Le documentaire-fiction de la saga de la perruche à collier en Europe comme prisme d'une manière d'être vivant, comme relecture des impérialismes de jadis et d'aujourd'hui, comme résonance magique d'une ouverture radicale à l'altérité. Somptueux de malice et d'inventivité politique.
Sur le blog Charybde 27 : https://charybde2.wordpress.com/2023/01/02/note-de-lecture-la-destinee-manifeste-eric-arlix/
« Espèce invasive » : de cette expression ô combien stratégique, Éric Arlix a extrait, sous couvert de documentaire de terrain à épisodes fictifs et à échappées rusées, une superbe réflexion conduite comme mine de rien, à propos du rapport de l'homme au vivant bien entendu, à propos des armes matérielles et taxinomiques dont il dispose dans l'affirmation de son statut de maître et possesseur, aussi, à propos des questions de migration et d'assimilation, fussent-elles en apparence appliquées uniquement à des oiseaux exotiques, enfin.
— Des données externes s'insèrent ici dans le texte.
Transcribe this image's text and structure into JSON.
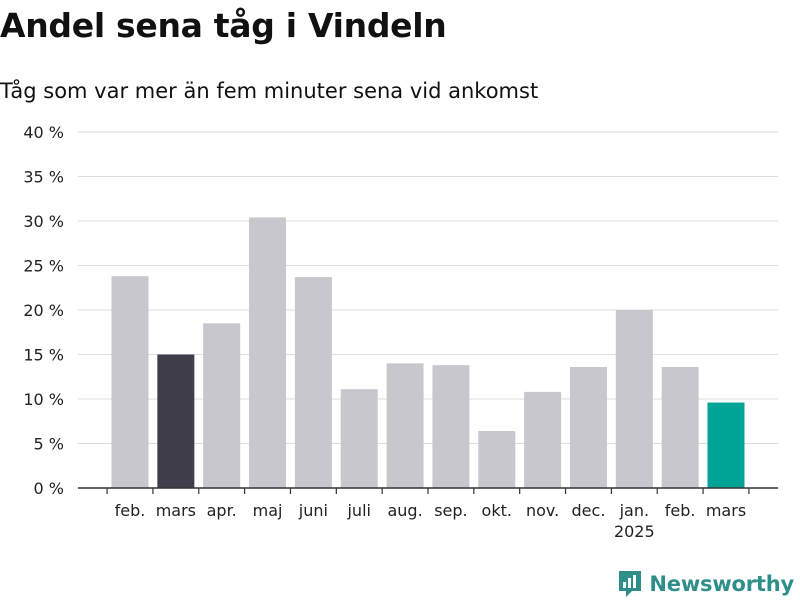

Publié en octobre 2022 aux éditions IMHO, « La destinée manifeste » est l'une des belles surprises de cet automne 2022 : détournant copieusement et heureusement le sens d'une terrible expression forgée en 1845 par un certain John O'Sullivan, journaliste de son métier, comme justification religieuse et suprémaciste d'une expansion vers l'Ouest de l'homme blanc en Amérique du Nord, homme blanc dont la légitimité souveraine à faire fructifier son capital et la pente génocidaire qui s'y trouvait alors associée se trouvaient ainsi d'avance absoutes, la saga de la perruche à collier en Europe s'appuie chaque fois que nécessaire sur de l'information scientifique et documentaire tout à fait authentique et de la considération écologique de première main (la
Joëlle Zask de «
Zoocities – Des animaux sauvages dans la ville », par exemple), mais sait faire joyeusement spéculer la réalité, en jouant de paysages imaginaires qui pourraient être issus du «
Je suis une légende » de
Richard Matheson, d'angles déjà archéologiques que ne renierait pas la
Fanny Taillandier des « États et empires du lotissement Grand Siècle », de constructions communautaires animales et mutantes qu'on pourrait saisir aussi chez le
Furukawa Hideo de « Soundtrack », ou encore de manières particulières d'être vivant qui échangeraient volontiers leurs échos redoutables avec le
Baptiste Morizot des « Diplomates ».
De l'art joueur et sérieux, politique jusque dans ses moindres racines secrètes, de l'art tel qu'on l'aime tant ici.